Он кивнул. Она повернулась и быстрым шагом пошла прочь.

– Ирина чудо, – сказал ей вслед худощавый. – Как вы считаете?

«Ирина. Ира, – подумал он. – А ведь про имена мы оба забыли. Смешно».

– Наверное, да, – сказал лейтенант. – Мы только познакомились.

Худощавый смотрел на него цепким, умным, но неприятно оценивающим взглядом. Прикидывал что-то на невидимых аптекарских весах. Подсчитывал.

– Давайте и мы познакомимся, – сказал он, протягивая руку. Спохватился, сдернул кожаную перчатку. – Условия необычные, но, как говорится, располагают. Меня зовут Николай. Это, кстати, моими глушилками вас там накрыло.

– Хорошие у вас глушилки, Николай. – Он пожал протянутую руку. – Мощные, – усмехнулся, спасибо еще, что не ракетой. –А я…

– Слушай, ты меня до дома не подбросишь? Тебе вроде по дороге.

–До уж, крюка давали,… Ладно. Курить в машине не будешь? Жена яйца оторвет.

– Какие вопросы.

Громки и зуммер дактилоскопического замка. Хлопает дверь. Он остается в своей палате один. Распахнутые глаза не мигая смотрят в центр галогенового блока. Левая рука, на которой ниже инъекционных трубок надет гладкий стальной браслет, сжимается в кулак,

– Не жмет? – поинтересовался Волох.

– Нет. – Лейтенант тряхнул рукой. – Все нормально. Браслет действительно не жал, но привыкнуть к нему было трудно. Как и ко многому другому. После той памятной таежной операции жизнь его изменилась, сразу и бесповоротно. Как всегда, не предоставив ему выбора.

– Это хорошо. – Полковник глянул на экран своего личного блокнота. – Значит, так, завтра в шесть ноль-ноль ты в госпитале. Вынут из тебя всю дерьмовую танковую начинку, вживят табельные устройства.
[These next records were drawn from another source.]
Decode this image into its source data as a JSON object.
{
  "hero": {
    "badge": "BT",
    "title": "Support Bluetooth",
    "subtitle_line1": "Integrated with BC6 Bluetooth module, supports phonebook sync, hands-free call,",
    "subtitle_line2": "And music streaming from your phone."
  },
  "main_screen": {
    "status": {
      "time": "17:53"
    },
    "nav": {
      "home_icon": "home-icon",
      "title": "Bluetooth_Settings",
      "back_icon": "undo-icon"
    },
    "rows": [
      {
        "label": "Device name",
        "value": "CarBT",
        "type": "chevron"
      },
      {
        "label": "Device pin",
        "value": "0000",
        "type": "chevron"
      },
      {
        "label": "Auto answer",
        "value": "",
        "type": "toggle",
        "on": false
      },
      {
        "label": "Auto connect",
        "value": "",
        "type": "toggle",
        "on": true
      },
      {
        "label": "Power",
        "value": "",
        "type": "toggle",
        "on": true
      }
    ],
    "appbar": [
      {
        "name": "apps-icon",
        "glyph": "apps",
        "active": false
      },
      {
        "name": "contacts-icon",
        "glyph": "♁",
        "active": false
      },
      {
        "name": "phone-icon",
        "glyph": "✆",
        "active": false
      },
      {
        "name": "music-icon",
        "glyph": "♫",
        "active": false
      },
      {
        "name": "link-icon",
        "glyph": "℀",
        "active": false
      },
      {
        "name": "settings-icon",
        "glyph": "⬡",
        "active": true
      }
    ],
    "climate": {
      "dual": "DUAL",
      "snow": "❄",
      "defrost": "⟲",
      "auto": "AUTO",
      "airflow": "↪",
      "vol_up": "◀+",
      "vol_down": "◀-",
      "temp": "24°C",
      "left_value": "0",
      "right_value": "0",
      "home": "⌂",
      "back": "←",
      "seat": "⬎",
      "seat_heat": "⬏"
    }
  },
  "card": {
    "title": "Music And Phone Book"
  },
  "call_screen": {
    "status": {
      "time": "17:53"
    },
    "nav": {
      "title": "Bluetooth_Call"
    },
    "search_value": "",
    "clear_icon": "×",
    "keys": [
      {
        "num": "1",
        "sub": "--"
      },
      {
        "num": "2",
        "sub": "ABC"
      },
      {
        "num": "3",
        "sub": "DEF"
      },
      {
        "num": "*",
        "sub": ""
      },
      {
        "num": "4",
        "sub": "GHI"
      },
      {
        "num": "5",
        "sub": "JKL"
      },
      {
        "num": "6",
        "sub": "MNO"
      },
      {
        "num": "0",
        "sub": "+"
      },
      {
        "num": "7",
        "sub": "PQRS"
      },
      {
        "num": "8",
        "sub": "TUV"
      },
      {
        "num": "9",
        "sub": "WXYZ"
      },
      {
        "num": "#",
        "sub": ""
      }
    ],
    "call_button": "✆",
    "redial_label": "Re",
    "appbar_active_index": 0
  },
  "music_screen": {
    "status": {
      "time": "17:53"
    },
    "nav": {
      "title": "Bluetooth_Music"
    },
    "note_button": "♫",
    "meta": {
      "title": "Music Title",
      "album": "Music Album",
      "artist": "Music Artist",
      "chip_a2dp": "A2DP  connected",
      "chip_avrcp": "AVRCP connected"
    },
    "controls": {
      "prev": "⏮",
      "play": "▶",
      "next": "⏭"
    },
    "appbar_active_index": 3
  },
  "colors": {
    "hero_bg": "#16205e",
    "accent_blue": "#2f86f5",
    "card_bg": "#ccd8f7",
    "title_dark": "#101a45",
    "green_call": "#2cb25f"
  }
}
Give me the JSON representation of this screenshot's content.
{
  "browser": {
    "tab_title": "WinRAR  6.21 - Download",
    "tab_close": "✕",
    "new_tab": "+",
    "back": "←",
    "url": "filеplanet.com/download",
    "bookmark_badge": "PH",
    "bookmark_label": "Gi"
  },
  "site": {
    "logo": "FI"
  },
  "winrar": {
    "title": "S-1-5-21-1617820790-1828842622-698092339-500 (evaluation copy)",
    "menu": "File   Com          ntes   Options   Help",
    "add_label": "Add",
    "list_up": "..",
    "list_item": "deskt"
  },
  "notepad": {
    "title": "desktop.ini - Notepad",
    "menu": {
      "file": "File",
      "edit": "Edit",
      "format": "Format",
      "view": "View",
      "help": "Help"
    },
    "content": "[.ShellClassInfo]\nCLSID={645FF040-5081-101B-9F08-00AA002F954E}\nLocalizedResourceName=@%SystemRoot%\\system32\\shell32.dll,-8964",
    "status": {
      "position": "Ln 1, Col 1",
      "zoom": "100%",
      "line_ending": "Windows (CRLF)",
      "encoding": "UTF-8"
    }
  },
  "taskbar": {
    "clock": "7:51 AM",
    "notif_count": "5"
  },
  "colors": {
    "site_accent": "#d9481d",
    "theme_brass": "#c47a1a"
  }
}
Требуха будет заживать неделю, еще неделя тебе отводится врачами на адаптацию. Я считаю, что это все херня и в следующий понедельник ты должен уже быть на базе и отчитаться перед Кузьминым. Понял, лейтенант?

– Так точно, товарищ полковник! – Он вытянулся, картинно козырнул. Он знал, что Пардуса тошнит от всего этого армейского выпендрежа. Своих людей он сразу освобождал от необходимости стоять во фрунт и вести себя строго по уставу. Но лейтенант был только наполовину человеком Волоха.

И, кроме того, ему нравилось дразнить грозного полковника.

Знал, что играет с огнем, нет, хуже того, с уже разлитым напалмом, но не мог остановиться. Уж слишком открыто невзлюбили они друг друга с первого дня их встречи. И, наверное, если бы не генерал с Рыбаком…

– Ты эти свои штучки оставь, – недовольно буркнул Волох. – Не на полигоне. – Он с треском захлопнул крышку блокнота. – Сядь, сядь, послушай. Я тебе пару слов скажу, не для протокола. Он послушно сел в кресло для гостей. Если верить слухам, под задницей у него был теперь детектор лжи, передающий свои показания хозяину кабинета. Начальнику отдела безопасности проекта «Янтарная комната» Аркадию Волоху. – Ты, лейтенант, с сегодняшнего дня переходишь в подчинение Кузьмина, – сказал Волох. – Это означает, что видеться мы будем редко. Ты будешь занят своим делом, я своим, Полковник Кузьмин, заместитель Волоха и, в отличие от него, армеец, а не сотрудник СФК, вместе со своими людьми занимался внутренней безопасностью Проекта. Охраной здания и сотрудников, патрулированием периметра, сохранностью перевозок, защитой локальной сети. Пардус и напрямую подчиняющееся ему спецподразделение Федерального Контроля обеспечивали загадочную «внешнюю безопасность», имея право не отчитываться ни перед кем, кроме главного куратора – генерал-лейтенанта Георгия Белуги.

– Будешь, значит, ходить с озабоченным видом и «Лариным» на поясе, утирать сопли нашим дорогим ученым, И если ты читал свой приказ и приложение к нему, специальную папку 469-27, то знаешь, кому тебе предписывается вытирать сопли особенно старательно.

Он знал. Таких людей, считая его и Волоха, тех, кто носил на левой руке стальные браслеты, было ровно тринадцать. Ничтожная песчинка по сравнению с персоналом Проекта. И даже не все из них занимали руководящие должности (список прилагался к спецпапке 469-27, и он с удивлением и немного испугом обнаружил в нем себя и Иру).